无心不敢再耽搁,连忙冲出了房间,跑上楼梯,跨上了三楼。
三楼格局与二楼大同小异。
无心抬眼就看到右侧一间卧房门半掩,烛光洒出门外,照亮了一隅地板。
他走到门前,抬起手刚要敲门,门内就响起了李月白的声音。
“进来吧。”
无心听话地推开门,就看到李月白坐在一把靠窗的太师椅上。
旁边桌案上摆着一个泥塑火炉,炉上茶水已经沸腾,热气呼呼喷出壶嘴。
李月白放下手中医书,冲无心开口:“过来磕头吧。”
无心上前,双膝跪地:“师父在上,请受徒儿一拜。”
说完,他就恭恭敬敬地给李月白磕了三个响头。
磕完头,他又站起身,提起火炉上的茶壶,倒了杯热茶端在手里,重新跪在李月白面前。
“师父请喝茶。”
无心双手俸茶,将茶杯高高举过头顶。
按理说,这会儿李月白应该训话,相当于入门的每一次下马威。
可李月白却并没有这么做,而是直接接过了茶杯:“起身吧。”
“是。”无心站起来。
李月白一边茶杯盖子刮着水面的茶叶,一边声音如常地开口。
“为师的医术都是自学,没有传承,你如今拜我为师,那今后必定会遭那些医学世家嘲笑排挤,这个你要做好心里准备。”
“徒儿不怕。”无心答的是真心话。
李月白端起茶杯,吹了吹后抿了一小口茶:“你我今日拜师,是正式拜师,今日起,你就是我的衣钵传人,日后你需得为我养老送终,你休要妄想治好了你哥以后,就一走了之。”

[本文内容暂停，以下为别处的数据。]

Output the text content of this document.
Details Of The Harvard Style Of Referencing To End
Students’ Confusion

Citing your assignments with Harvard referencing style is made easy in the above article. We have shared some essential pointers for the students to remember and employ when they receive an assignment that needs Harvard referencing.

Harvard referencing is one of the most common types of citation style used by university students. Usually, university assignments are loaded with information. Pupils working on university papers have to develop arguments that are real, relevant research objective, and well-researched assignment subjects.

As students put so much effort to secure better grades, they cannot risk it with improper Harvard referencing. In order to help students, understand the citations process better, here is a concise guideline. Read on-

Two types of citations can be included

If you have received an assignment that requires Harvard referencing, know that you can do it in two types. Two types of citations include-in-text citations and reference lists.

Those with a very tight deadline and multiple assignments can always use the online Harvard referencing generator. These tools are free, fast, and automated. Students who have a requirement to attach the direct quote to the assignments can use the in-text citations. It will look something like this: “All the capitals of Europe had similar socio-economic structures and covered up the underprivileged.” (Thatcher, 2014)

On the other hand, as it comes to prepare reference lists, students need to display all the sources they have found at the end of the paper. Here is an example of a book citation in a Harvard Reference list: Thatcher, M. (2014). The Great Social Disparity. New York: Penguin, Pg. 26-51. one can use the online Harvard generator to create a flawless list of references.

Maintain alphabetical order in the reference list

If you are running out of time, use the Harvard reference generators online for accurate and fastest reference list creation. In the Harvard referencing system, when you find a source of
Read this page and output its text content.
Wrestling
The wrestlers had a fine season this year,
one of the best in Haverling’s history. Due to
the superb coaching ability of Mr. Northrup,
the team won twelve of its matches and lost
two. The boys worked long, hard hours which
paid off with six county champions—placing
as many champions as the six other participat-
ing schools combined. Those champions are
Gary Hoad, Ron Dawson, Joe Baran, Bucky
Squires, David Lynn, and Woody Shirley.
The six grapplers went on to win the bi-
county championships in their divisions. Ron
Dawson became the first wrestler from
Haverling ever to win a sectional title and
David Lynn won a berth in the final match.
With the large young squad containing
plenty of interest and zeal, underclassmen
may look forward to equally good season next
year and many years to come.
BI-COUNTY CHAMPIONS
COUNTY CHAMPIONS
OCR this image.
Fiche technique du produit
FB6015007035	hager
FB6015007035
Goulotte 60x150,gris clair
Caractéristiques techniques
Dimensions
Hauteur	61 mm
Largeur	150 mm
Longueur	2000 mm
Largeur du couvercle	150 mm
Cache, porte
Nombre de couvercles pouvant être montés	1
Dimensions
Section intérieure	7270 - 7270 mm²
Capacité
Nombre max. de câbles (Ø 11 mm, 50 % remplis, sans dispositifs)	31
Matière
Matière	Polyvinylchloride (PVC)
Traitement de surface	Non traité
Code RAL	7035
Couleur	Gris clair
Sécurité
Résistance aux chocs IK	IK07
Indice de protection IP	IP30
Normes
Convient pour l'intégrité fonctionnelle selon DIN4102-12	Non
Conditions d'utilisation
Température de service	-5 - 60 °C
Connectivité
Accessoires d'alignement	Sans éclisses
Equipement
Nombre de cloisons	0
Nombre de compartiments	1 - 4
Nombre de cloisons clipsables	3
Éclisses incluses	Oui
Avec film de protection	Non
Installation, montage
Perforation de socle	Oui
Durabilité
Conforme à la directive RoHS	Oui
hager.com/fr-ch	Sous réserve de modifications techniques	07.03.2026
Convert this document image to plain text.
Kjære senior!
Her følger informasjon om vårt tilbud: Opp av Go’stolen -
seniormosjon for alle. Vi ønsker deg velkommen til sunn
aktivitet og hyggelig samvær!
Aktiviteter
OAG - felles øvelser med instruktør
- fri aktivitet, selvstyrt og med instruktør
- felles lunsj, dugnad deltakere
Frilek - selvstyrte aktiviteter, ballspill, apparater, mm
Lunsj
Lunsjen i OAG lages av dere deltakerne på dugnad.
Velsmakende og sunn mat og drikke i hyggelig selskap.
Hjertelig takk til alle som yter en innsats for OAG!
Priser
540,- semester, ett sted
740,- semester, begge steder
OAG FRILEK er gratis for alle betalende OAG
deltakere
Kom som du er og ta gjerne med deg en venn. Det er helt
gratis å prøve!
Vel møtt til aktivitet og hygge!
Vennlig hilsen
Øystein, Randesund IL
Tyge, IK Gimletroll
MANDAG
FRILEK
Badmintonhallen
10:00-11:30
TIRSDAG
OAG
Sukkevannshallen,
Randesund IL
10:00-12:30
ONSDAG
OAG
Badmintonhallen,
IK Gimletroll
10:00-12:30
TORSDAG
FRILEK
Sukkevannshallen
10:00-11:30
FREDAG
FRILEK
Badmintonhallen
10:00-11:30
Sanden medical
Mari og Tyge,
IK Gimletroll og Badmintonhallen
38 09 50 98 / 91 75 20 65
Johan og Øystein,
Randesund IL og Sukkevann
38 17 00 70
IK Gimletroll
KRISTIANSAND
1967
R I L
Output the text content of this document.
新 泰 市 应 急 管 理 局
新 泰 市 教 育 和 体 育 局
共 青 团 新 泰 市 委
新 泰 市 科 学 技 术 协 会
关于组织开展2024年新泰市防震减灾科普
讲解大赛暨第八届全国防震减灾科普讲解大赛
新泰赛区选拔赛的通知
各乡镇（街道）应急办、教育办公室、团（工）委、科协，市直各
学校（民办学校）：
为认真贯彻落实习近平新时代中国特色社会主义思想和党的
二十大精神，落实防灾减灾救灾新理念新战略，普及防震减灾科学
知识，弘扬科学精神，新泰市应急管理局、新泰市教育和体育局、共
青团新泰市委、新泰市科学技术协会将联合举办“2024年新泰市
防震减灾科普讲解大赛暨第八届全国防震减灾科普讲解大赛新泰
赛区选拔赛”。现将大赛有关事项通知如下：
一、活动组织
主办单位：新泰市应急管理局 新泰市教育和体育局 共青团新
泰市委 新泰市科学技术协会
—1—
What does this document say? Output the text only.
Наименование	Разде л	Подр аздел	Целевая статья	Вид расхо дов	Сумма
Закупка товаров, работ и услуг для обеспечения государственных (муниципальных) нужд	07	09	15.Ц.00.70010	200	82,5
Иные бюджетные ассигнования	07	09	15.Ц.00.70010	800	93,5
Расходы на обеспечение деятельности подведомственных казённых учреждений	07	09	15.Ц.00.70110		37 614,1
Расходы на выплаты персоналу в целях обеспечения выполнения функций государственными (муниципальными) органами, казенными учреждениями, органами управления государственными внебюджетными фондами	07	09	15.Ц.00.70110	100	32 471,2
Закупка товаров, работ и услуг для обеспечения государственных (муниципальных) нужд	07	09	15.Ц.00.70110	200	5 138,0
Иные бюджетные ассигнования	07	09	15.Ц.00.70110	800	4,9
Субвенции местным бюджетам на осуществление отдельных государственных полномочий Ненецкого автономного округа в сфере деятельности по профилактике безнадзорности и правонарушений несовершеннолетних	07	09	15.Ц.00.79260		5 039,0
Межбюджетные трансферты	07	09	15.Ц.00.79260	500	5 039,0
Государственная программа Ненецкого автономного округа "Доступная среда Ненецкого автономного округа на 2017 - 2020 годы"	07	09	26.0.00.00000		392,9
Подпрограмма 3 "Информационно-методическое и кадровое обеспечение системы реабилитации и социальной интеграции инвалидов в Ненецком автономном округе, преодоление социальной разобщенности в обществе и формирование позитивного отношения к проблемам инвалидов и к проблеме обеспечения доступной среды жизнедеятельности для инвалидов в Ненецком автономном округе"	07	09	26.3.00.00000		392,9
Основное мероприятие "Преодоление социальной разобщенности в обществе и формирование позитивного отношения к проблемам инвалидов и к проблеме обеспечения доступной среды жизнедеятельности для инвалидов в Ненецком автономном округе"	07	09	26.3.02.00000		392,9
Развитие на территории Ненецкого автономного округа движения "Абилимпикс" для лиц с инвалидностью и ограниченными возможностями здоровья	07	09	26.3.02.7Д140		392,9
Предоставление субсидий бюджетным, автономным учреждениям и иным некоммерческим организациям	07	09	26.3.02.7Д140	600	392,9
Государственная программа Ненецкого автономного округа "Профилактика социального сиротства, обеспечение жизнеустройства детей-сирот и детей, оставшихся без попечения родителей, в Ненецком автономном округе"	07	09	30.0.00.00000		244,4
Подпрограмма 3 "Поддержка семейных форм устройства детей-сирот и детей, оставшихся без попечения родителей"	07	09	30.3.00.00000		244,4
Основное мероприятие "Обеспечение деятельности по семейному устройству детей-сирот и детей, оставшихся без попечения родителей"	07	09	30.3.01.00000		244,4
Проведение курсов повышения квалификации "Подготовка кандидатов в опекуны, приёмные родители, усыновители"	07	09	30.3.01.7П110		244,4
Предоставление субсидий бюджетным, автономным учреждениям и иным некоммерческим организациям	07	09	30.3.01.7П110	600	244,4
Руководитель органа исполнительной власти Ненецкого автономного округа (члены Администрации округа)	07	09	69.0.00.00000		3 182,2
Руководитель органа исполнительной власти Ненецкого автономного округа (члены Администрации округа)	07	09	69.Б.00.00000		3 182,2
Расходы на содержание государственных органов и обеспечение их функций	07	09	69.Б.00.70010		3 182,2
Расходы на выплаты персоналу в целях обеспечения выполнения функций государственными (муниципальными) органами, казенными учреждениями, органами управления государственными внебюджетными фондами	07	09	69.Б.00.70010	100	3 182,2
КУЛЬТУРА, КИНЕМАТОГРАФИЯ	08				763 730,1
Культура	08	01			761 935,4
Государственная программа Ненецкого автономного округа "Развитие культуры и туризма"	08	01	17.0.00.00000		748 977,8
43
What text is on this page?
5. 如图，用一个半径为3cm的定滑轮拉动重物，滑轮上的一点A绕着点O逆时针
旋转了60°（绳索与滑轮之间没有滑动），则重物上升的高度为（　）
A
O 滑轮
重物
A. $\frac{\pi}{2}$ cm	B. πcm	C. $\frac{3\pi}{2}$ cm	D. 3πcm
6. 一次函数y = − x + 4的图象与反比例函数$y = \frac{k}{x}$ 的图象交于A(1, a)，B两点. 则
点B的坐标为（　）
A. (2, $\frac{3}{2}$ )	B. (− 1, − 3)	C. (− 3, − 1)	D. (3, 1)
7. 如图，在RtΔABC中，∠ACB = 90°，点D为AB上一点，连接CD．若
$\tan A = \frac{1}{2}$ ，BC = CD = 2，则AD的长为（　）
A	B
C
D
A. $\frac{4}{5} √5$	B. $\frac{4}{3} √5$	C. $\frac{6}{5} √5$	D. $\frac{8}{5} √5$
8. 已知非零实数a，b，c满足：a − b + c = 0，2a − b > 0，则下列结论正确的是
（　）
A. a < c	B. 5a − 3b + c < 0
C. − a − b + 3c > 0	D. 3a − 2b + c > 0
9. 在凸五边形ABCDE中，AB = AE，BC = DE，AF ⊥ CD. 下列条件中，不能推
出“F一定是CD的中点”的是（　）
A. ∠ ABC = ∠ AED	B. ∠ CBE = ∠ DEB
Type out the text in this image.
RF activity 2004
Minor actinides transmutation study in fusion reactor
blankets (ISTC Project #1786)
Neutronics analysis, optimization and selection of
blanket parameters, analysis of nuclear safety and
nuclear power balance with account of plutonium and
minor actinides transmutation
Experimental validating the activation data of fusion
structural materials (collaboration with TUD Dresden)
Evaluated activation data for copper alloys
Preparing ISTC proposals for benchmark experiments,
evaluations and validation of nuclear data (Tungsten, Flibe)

无心垂着头就声:“徒儿知道,等谢南书伤好离开后,徒儿就留在这座小楼里,服侍师父您。”
李月白点点头:“好,为师信你。”
李月白抬眼看向无心,眼里满是惋惜:“如今你已是我李月白的徒儿,可需要为师替你取个新名字?若你不喜,也可继续唤作无心。”
无心想了想:“徒儿不想换名。”
李月白点点头:“也行。我日后兴许还会收徒,也兴许不再收徒了,这事随缘。如果日后我收了新徒弟,那就从你名中这个‘无’字,你们皆作无字辈吧。”
无心点点头,没有异议。
李月白又吹了吹茶水,感觉可以入口了,这才整杯喝了。
放下茶杯,他站起身,走到屋子后面的一排书架前,抽出三本书,不加思索,就唰唰唰地翻到十几页。
每翻开一页,他就插入一枚竹制书签,最后将书一合,一起递给无心。
“这书签所隔开的每一页上的药材,你都要熟记,药性药理,撰写药方的注意之处,你都需一字不落的背下来。”
无心接过三本书后,李月白就背着手走到窗前,推开窗户,让冷气吹进屋来。
“背下来后,你就来找我背诵,只要你一字不差地背出所有内容,为师就带你去药房。”